The Researcher Workbench is hosted on Google Cloud Platform under a FISMA-compliant security framework, and all data use is governed by the All of Us Data Use Policies, which prohibit re-identification attempts and require annual attestation of compliance.
Common scenarios
The All of Us dataset applies across a range of investigative contexts:
- Pharmacogenomics — Researchers examine how genetic variants affect drug metabolism, enabling studies that were previously impossible due to insufficient sample sizes in minority populations. The depth of the cohort allows subgroup analyses with statistical power unavailable in smaller biobanks.
- Environmental exposure research — By linking participant zip codes and wearable sensor data to environmental databases, investigators model relationships between air quality, neighborhood conditions, and chronic disease incidence.
- Electronic health record validation — Clinical researchers cross-validate diagnostic coding accuracy across health systems by comparing EHR-derived diagnoses against participant-reported conditions.
- Polygenic risk score development — Geneticists use the cohort's diversity to build polygenic risk scores that perform accurately across ancestral backgrounds, addressing a known limitation of scores derived predominantly from European-ancestry cohorts identified in studies such as Martin et al. (2019) in Nature Genetics.

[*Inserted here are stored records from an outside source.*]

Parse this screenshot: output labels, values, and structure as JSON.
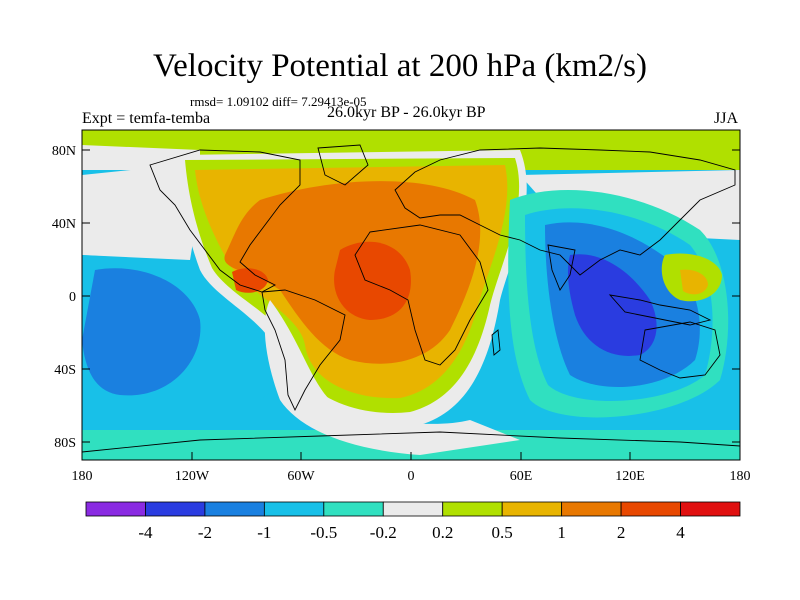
{
  "title": "Velocity Potential at 200 hPa (km2/s)",
  "stats": "rmsd= 1.09102 diff= 7.29413e-05",
  "left_label": "Expt = temfa-temba",
  "center_label": "26.0kyr BP - 26.0kyr BP",
  "right_label": "JJA",
  "y_ticks": [
    "80N",
    "40N",
    "0",
    "40S",
    "80S"
  ],
  "x_ticks": [
    "180",
    "120W",
    "60W",
    "0",
    "60E",
    "120E",
    "180"
  ],
  "colorbar": {
    "labels": [
      "-4",
      "-2",
      "-1",
      "-0.5",
      "-0.2",
      "0.2",
      "0.5",
      "1",
      "2",
      "4"
    ],
    "colors": [
      "#8a2be2",
      "#2a3ce0",
      "#1a80e0",
      "#18c0e8",
      "#30e0c0",
      "#ebebeb",
      "#b0e000",
      "#e8b400",
      "#e87800",
      "#e84800",
      "#e01010"
    ]
  }
}
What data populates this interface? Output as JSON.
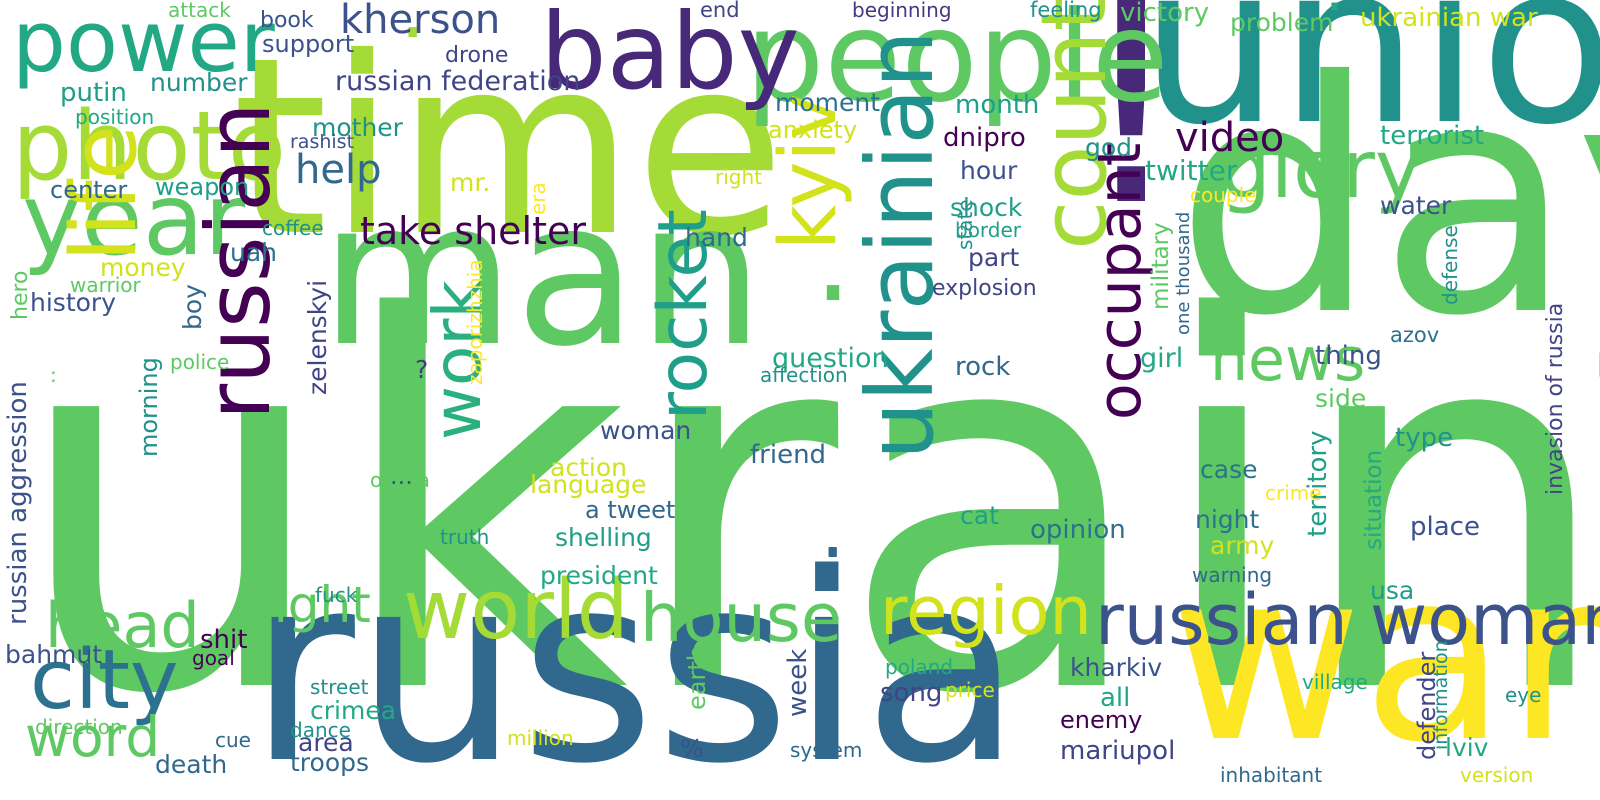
{
  "palette": {
    "lime": "#7ad151",
    "green": "#5ec962",
    "yellowgreen": "#a5db36",
    "yellow": "#fde725",
    "chartreuse": "#d2e21b",
    "teal": "#21918c",
    "sea": "#22a884",
    "aqua": "#2ab07f",
    "blue": "#31688e",
    "slate": "#3b528b",
    "indigo": "#443983",
    "purple": "#482878",
    "plum": "#440154",
    "cyan": "#1f9e89",
    "steel": "#2c728e",
    "navy": "#414487"
  },
  "words": [
    {
      "text": "ukraine",
      "color": "green"
    },
    {
      "text": "russia",
      "color": "blue"
    },
    {
      "text": "war",
      "color": "yellow"
    },
    {
      "text": "time",
      "color": "yellowgreen"
    },
    {
      "text": "man",
      "color": "green"
    },
    {
      "text": "day",
      "color": "green"
    },
    {
      "text": "union",
      "color": "teal"
    },
    {
      "text": "!",
      "color": "purple"
    },
    {
      "text": ".",
      "color": "green"
    },
    {
      "text": ".",
      "color": "blue"
    },
    {
      "text": ".",
      "color": "yellowgreen"
    },
    {
      "text": ".",
      "color": "sea"
    },
    {
      "text": "people",
      "color": "green"
    },
    {
      "text": "baby",
      "color": "purple"
    },
    {
      "text": "power",
      "color": "sea"
    },
    {
      "text": "photo",
      "color": "yellowgreen"
    },
    {
      "text": "year",
      "color": "green"
    },
    {
      "text": "life",
      "color": "chartreuse"
    },
    {
      "text": "russian",
      "color": "plum"
    },
    {
      "text": "ukrainian",
      "color": "teal"
    },
    {
      "text": "country",
      "color": "yellowgreen"
    },
    {
      "text": "glory",
      "color": "green"
    },
    {
      "text": "kyiv",
      "color": "chartreuse"
    },
    {
      "text": "occupant",
      "color": "plum"
    },
    {
      "text": "rocket",
      "color": "cyan"
    },
    {
      "text": "work",
      "color": "aqua"
    },
    {
      "text": "news",
      "color": "green"
    },
    {
      "text": "world",
      "color": "yellowgreen"
    },
    {
      "text": "house",
      "color": "green"
    },
    {
      "text": "region",
      "color": "chartreuse"
    },
    {
      "text": "russian woman",
      "color": "slate"
    },
    {
      "text": "city",
      "color": "steel"
    },
    {
      "text": "head",
      "color": "green"
    },
    {
      "text": "word",
      "color": "green"
    },
    {
      "text": "light",
      "color": "green"
    },
    {
      "text": "kherson",
      "color": "slate"
    },
    {
      "text": "take shelter",
      "color": "plum"
    },
    {
      "text": "help",
      "color": "blue"
    },
    {
      "text": "video",
      "color": "plum"
    },
    {
      "text": "russian federation",
      "color": "navy"
    },
    {
      "text": "support",
      "color": "slate"
    },
    {
      "text": "drone",
      "color": "navy"
    },
    {
      "text": "book",
      "color": "slate"
    },
    {
      "text": "attack",
      "color": "green"
    },
    {
      "text": "end",
      "color": "navy"
    },
    {
      "text": "beginning",
      "color": "indigo"
    },
    {
      "text": "feeling",
      "color": "teal"
    },
    {
      "text": "victory",
      "color": "green"
    },
    {
      "text": "problem",
      "color": "green"
    },
    {
      "text": "ukrainian war",
      "color": "chartreuse"
    },
    {
      "text": "number",
      "color": "teal"
    },
    {
      "text": "putin",
      "color": "cyan"
    },
    {
      "text": "position",
      "color": "sea"
    },
    {
      "text": "mother",
      "color": "teal"
    },
    {
      "text": "rashist",
      "color": "slate"
    },
    {
      "text": "moment",
      "color": "steel"
    },
    {
      "text": "anxiety",
      "color": "chartreuse"
    },
    {
      "text": "month",
      "color": "cyan"
    },
    {
      "text": "dnipro",
      "color": "plum"
    },
    {
      "text": "god",
      "color": "teal"
    },
    {
      "text": "terrorist",
      "color": "sea"
    },
    {
      "text": "hour",
      "color": "slate"
    },
    {
      "text": "center",
      "color": "blue"
    },
    {
      "text": "weapon",
      "color": "cyan"
    },
    {
      "text": "mr.",
      "color": "chartreuse"
    },
    {
      "text": "right",
      "color": "chartreuse"
    },
    {
      "text": "twitter",
      "color": "sea"
    },
    {
      "text": "couple",
      "color": "yellow"
    },
    {
      "text": "shock",
      "color": "cyan"
    },
    {
      "text": "water",
      "color": "slate"
    },
    {
      "text": "coffee",
      "color": "teal"
    },
    {
      "text": "era",
      "color": "yellow"
    },
    {
      "text": "hand",
      "color": "blue"
    },
    {
      "text": "state",
      "color": "teal"
    },
    {
      "text": "border",
      "color": "cyan"
    },
    {
      "text": "military",
      "color": "green"
    },
    {
      "text": "one thousand",
      "color": "blue"
    },
    {
      "text": "defense",
      "color": "teal"
    },
    {
      "text": "uah",
      "color": "steel"
    },
    {
      "text": "money",
      "color": "chartreuse"
    },
    {
      "text": "warrior",
      "color": "green"
    },
    {
      "text": "hero",
      "color": "green"
    },
    {
      "text": "history",
      "color": "slate"
    },
    {
      "text": "zaporizhzhia",
      "color": "yellow"
    },
    {
      "text": "part",
      "color": "navy"
    },
    {
      "text": "explosion",
      "color": "navy"
    },
    {
      "text": "boy",
      "color": "blue"
    },
    {
      "text": "zelenskyi",
      "color": "navy"
    },
    {
      "text": "police",
      "color": "green"
    },
    {
      "text": "?",
      "color": "indigo"
    },
    {
      "text": "question",
      "color": "sea"
    },
    {
      "text": "affection",
      "color": "teal"
    },
    {
      "text": "rock",
      "color": "blue"
    },
    {
      "text": "girl",
      "color": "sea"
    },
    {
      "text": "thing",
      "color": "slate"
    },
    {
      "text": "azov",
      "color": "steel"
    },
    {
      "text": "invasion of russia",
      "color": "navy"
    },
    {
      "text": ":",
      "color": "green"
    },
    {
      "text": "morning",
      "color": "teal"
    },
    {
      "text": "russian aggression",
      "color": "slate"
    },
    {
      "text": "side",
      "color": "green"
    },
    {
      "text": "woman",
      "color": "slate"
    },
    {
      "text": "friend",
      "color": "blue"
    },
    {
      "text": "type",
      "color": "teal"
    },
    {
      "text": "action",
      "color": "chartreuse"
    },
    {
      "text": "language",
      "color": "chartreuse"
    },
    {
      "text": "odesa",
      "color": "green"
    },
    {
      "text": "...",
      "color": "slate"
    },
    {
      "text": "a tweet",
      "color": "blue"
    },
    {
      "text": "case",
      "color": "steel"
    },
    {
      "text": "territory",
      "color": "cyan"
    },
    {
      "text": "situation",
      "color": "sea"
    },
    {
      "text": "crime",
      "color": "yellow"
    },
    {
      "text": "cat",
      "color": "cyan"
    },
    {
      "text": "night",
      "color": "steel"
    },
    {
      "text": "shelling",
      "color": "cyan"
    },
    {
      "text": "place",
      "color": "slate"
    },
    {
      "text": "truth",
      "color": "teal"
    },
    {
      "text": "opinion",
      "color": "steel"
    },
    {
      "text": "army",
      "color": "chartreuse"
    },
    {
      "text": "president",
      "color": "sea"
    },
    {
      "text": "warning",
      "color": "blue"
    },
    {
      "text": "fuck",
      "color": "teal"
    },
    {
      "text": "usa",
      "color": "cyan"
    },
    {
      "text": "shit",
      "color": "plum"
    },
    {
      "text": "bahmut",
      "color": "slate"
    },
    {
      "text": "goal",
      "color": "plum"
    },
    {
      "text": "kharkiv",
      "color": "slate"
    },
    {
      "text": "poland",
      "color": "sea"
    },
    {
      "text": "price",
      "color": "chartreuse"
    },
    {
      "text": "village",
      "color": "sea"
    },
    {
      "text": "street",
      "color": "teal"
    },
    {
      "text": "crimea",
      "color": "sea"
    },
    {
      "text": "week",
      "color": "slate"
    },
    {
      "text": "song",
      "color": "navy"
    },
    {
      "text": "all",
      "color": "sea"
    },
    {
      "text": "defender",
      "color": "navy"
    },
    {
      "text": "information",
      "color": "teal"
    },
    {
      "text": "eye",
      "color": "teal"
    },
    {
      "text": "direction",
      "color": "green"
    },
    {
      "text": "dance",
      "color": "teal"
    },
    {
      "text": "enemy",
      "color": "plum"
    },
    {
      "text": "cue",
      "color": "blue"
    },
    {
      "text": "area",
      "color": "navy"
    },
    {
      "text": "million",
      "color": "chartreuse"
    },
    {
      "text": "earth",
      "color": "green"
    },
    {
      "text": "%",
      "color": "slate"
    },
    {
      "text": "system",
      "color": "blue"
    },
    {
      "text": "mariupol",
      "color": "navy"
    },
    {
      "text": "lviv",
      "color": "sea"
    },
    {
      "text": "death",
      "color": "blue"
    },
    {
      "text": "troops",
      "color": "blue"
    },
    {
      "text": "inhabitant",
      "color": "blue"
    },
    {
      "text": "version",
      "color": "chartreuse"
    }
  ]
}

- Longitudinal chronic disease tracking — Because participants remain enrolled over time, the dataset supports longitudinal studies of diabetes, cardiovascular disease, and neurological conditions tied to NIH institutes such as the National Heart, Lung, and Blood Institute and the National Institute on Aging.
Decision boundaries
Not all research questions or investigators qualify for All of Us data access. The program distinguishes between two primary access tiers:
Registered Tier vs. Controlled Tier
| Feature | Registered Tier | Controlled Tier |
|---|---|---|
| Genomic data | Aggregated only | Individual-level whole genome sequences |
| EHR data | De-identified, aggregate | Longitudinal individual records |
| Training required | Basic data use training | Extended responsible conduct of research modules |
| IRB requirement | Not required for aggregate | Required for individual-level access |
| Re-identification risk | Low | Managed through data use agreement |
Research proposals involving controlled-tier data must comply with the NIH data sharing policy and are subject to review under the All of Us Data Access Review Committee. Proposals that involve linking All of Us data to external datasets require additional approval, because cross-dataset linkage increases re-identification risk.
The program does not permit commercial product development as a primary research aim. Investigators affiliated with for-profit entities may access the Workbench but must disclose commercial intent during registration. All publications arising from All of Us data must acknowledge the program per citation requirements published at allofus.nih.gov/publications.
Participants retain the right to withdraw from the program at any time; upon withdrawal, no new data is collected, though previously contributed data already incorporated into research datasets may be retained under standard scientific integrity principles.